L’hydrogène ? Une nouvelle « religion »

« Sur l’hydrogène, ma religion est faîte » a déclaré Hulot le 1er juin, manifestement emberlucoqué et à quelques mètres d’une maquette d’Energy Observer, le premier navire à prolongateur Hydrogène . « Oui ! L’hydrogène vert est l’une des solutions d’avenir pour la transition énergétique ! » a renchérit sur Twitter Mathieu Orphelin ex-directeur de la Fondation Nicolas Hulot et devenu Député étiqueté En Marche. Le Journal de l’Environnement lui a répondu : « Et elle le restera encore longtemps ». En effet, il y a 20 ans, l’hydrogène était déjà présenté comme une solution du futur. On peut même remonter à Jules Verne. L’espoir fait vivre.  La France, technologiquement larguée dans le domaine des batteries lithium face à l’Asie et l’Amérique, tente de s’accrocher aux branches de l’hydrogène.

« 100M€ sur l’hydrogène alors que c’est une impasse technologique coûteuse. Par contre pour la solution vélo on entend pas grand chose. S’il n’y a pas un Plan Vélo sincère et financé, ce sera une nouvelle victoire des lobbies contre la société civile  » s’est exclamé le 1er juin Charles Maguin, président de l’association cycliste Paris en Selle.

« Mi-mai, un proche du ministre confiait qu’il était « déprimé » et « n’y [croyait] plus » rappelle le JDD. Selon elle Hulot avait voulu présenter sa démission fin avril, avant d’en être dissuadé par Emmanuel Macron. Il ne devrait « plus rester très longtemps » explique le JDD. Une thérapie sous masque à hydrogène suffira-t-elle ? Le 1er juin Patrick Pouyanné a un peu coupé le tuyau qui alimente ce masque.

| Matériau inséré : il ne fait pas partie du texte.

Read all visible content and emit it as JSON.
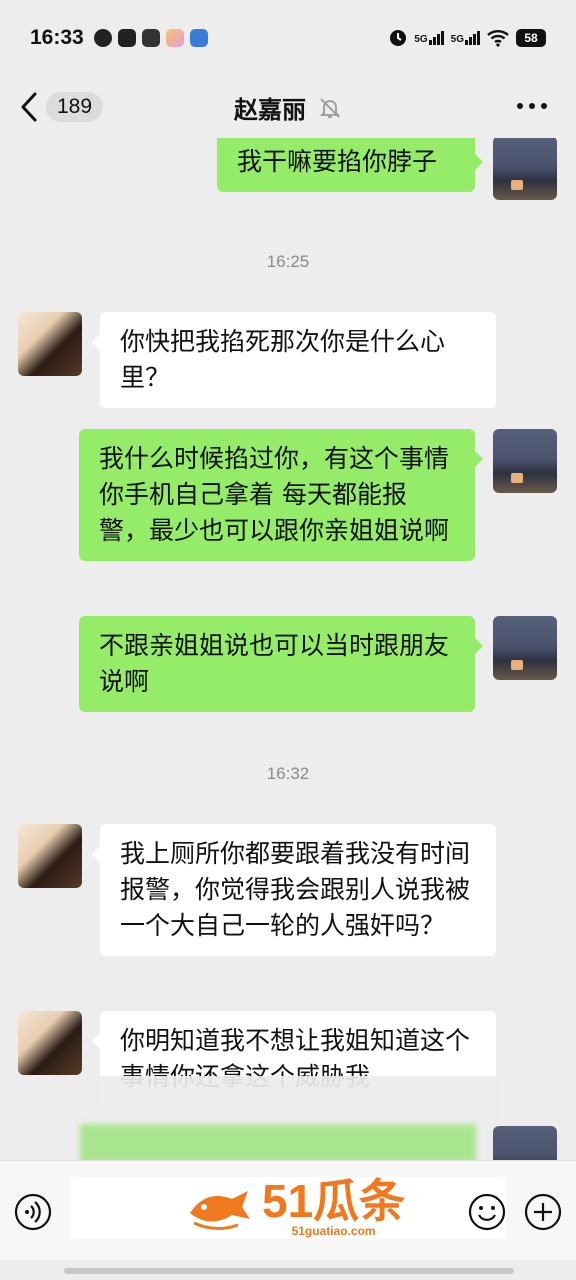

« Qu’il parte ou non, les amarres sont rompues entre Nicolas Hulot et le gouvernement. La semaine qui s’est achevée laissera des traces indélébiles, et pas seulement pour lui-même et pour l’environnement. C’est l’ensemble du quinquennat que son échec éclabousse » estime Hubert Huestas de Médiapart dans un édito du 4 juin 2018 intitulé « Le naufrage emblématique de Nicolas Hulot« .

Terre de feu

La présidente de la FNSEA (Fédération nationale des syndicats d’exploitants agricoles) va peut-être aider Hulot à accélérer sa prise de décision. « La goutte d’huile qui a fait déborder le vase » : Christine Lambert a annoncé le blocage de la totalité des raffineries françaises à partir du 10 juin afin d’interdir l’alimentation de la bioraffinerie de la Mède avec de l’huile de palme importée. Elle s’est déclarée indignée que les agriculteurs français, qui produisent des huiles végétales, soient ainsi sacrifiés sur l’autel de la vente d’avions militaires Rafale à la Malaisie. Parvenir à unir à la fois la FNSEA et les écologistes contre soi, c’est incontestablement une prouesse remarquable. La palme. Et là ce n’est pas un mirage.